The court recognizes that agreements which relieve a husband of his obligation of support are void (General Obligations Law, § 5-311). Yet, even in view of that statute, a husband and wife may agree upon a measure of support which the courts will uphold. These authorities are clear where the agreed support payments are regular, substantial and periodic, reflecting an understanding of a continuing obligation to support. (See Kyff v. Kyff, 286 N. Y. 71, 74; Jackson v. Jackson, 290 N. Y. 512, 517; DeRobertis v. DeRobertis, 261 App. Div. 476, 479; Ebenstein v. Pritch, 275 App. Div. 256; Rappaport v. Rappaport, 268 App. Div. 1006; Burkhardt v. Burkhardt, 28 Misc 2d 976; cf. McMains v.
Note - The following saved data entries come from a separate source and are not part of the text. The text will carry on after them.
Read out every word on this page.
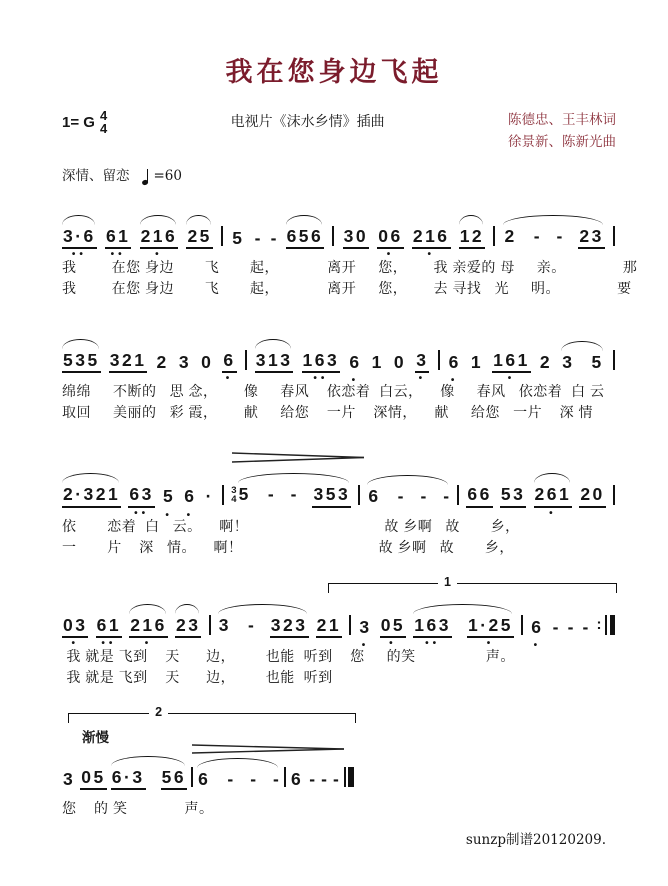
我在您身边飞起
1= G 4
4	电视片《沫水乡情》插曲	陈德忠、王丰林词
徐景新、陈新光曲
深情、留恋 =60
3·6
••
61
••
216
•
25 5 - - 656 30 06
•
216
•
12 2 - - 23
我        在您 身边       飞       起，           离开     您，      我 亲爱的 母     亲。             那
我        在您 身边       飞       起，           离开     您，      去 寻找   光     明。             要
535 321 2 3 0 6
•
313 163
••
6
•
1 0 3
•
6
•
1 161
•
2 3 5
绵绵     不断的   思 念，      像     春风    依恋着  白云，    像     春风   依恋着  白 云
取回     美丽的   彩 霞，      献     给您    一片    深情，    献     给您   一片    深 情
2·321 63
••
5
•
6
•
· 3
4 5 - - 353 6 - - - 66 53 261
•
20
依       恋着  白   云。    啊！                               故 乡啊   故       乡，
一       片    深   情。    啊！                               故 乡啊   故       乡，
1
03
•
61
••
216
•
23 3 - 323 21 3
•
05
•
163
••
1·25
•
6
•
- - - :
我 就是 飞到    天      边，       也能  听到    您     的笑                声。
我 就是 飞到    天      边，       也能  听到
2
渐慢
3 05 6·3 56 6 - - - 6 - - -
您    的 笑             声。
sunzp制谱20120209.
McMains, 15 N Y 2d 283.) While a lump sum payment of cash or property may be suspect as a purchased exemption from support obligation, there is no reason why parties may not in good faith anticipate a true support measure by one capitalized sum, payable in cash or property.

Competing social considerations, promoted by separate statutes, are at work in the case. On the one hand, there is the need to encourage orderly and amicable settlement of financial affairs between husband and wife who separate, including protection against either spouse becoming a public charge by waiving support rights. (Domestic Delations Law, § 170, subd. [6] ; General Obligations Law, § 5-311.) On the other, creditors who seek to collect their rightful due from out of the debtor’s property deserve protection against the debtor’s giving property away while litigation is pending. (Debtor and Creditor Law, § 273-a.) There seems, however, no overriding policy for favoring commercial creditors over the separated wife who is another type of creditor and no less deserving of protection. Questions of social imminency might even suggest the converse.

The court rules, therefore, that a transfer pursuant to a bona fide enforceable separation agreement is for ‘ ‘ fair consideration ” within section 273-a of the Debtor and Creditor Law.

This is, however, a motion for summary judgment, and questions of fact remain to be established before the rule announced can be applied. There must be a trial of issues of fact, and therefore denial of the motion for summary judgment. The facts to be tried must include (a) the bona fides of the separa*12tion or matrimonial dispute on litigation eve; (b) the genuineness of the support determination; and (c) the reasonableness of the waiver of the widow’s right of election. If the agreement did not effectively cut off valuable rights against the husband, payments under it are not for “ fair consideration ”.

Accordingly, the motion for summary judgment is denied.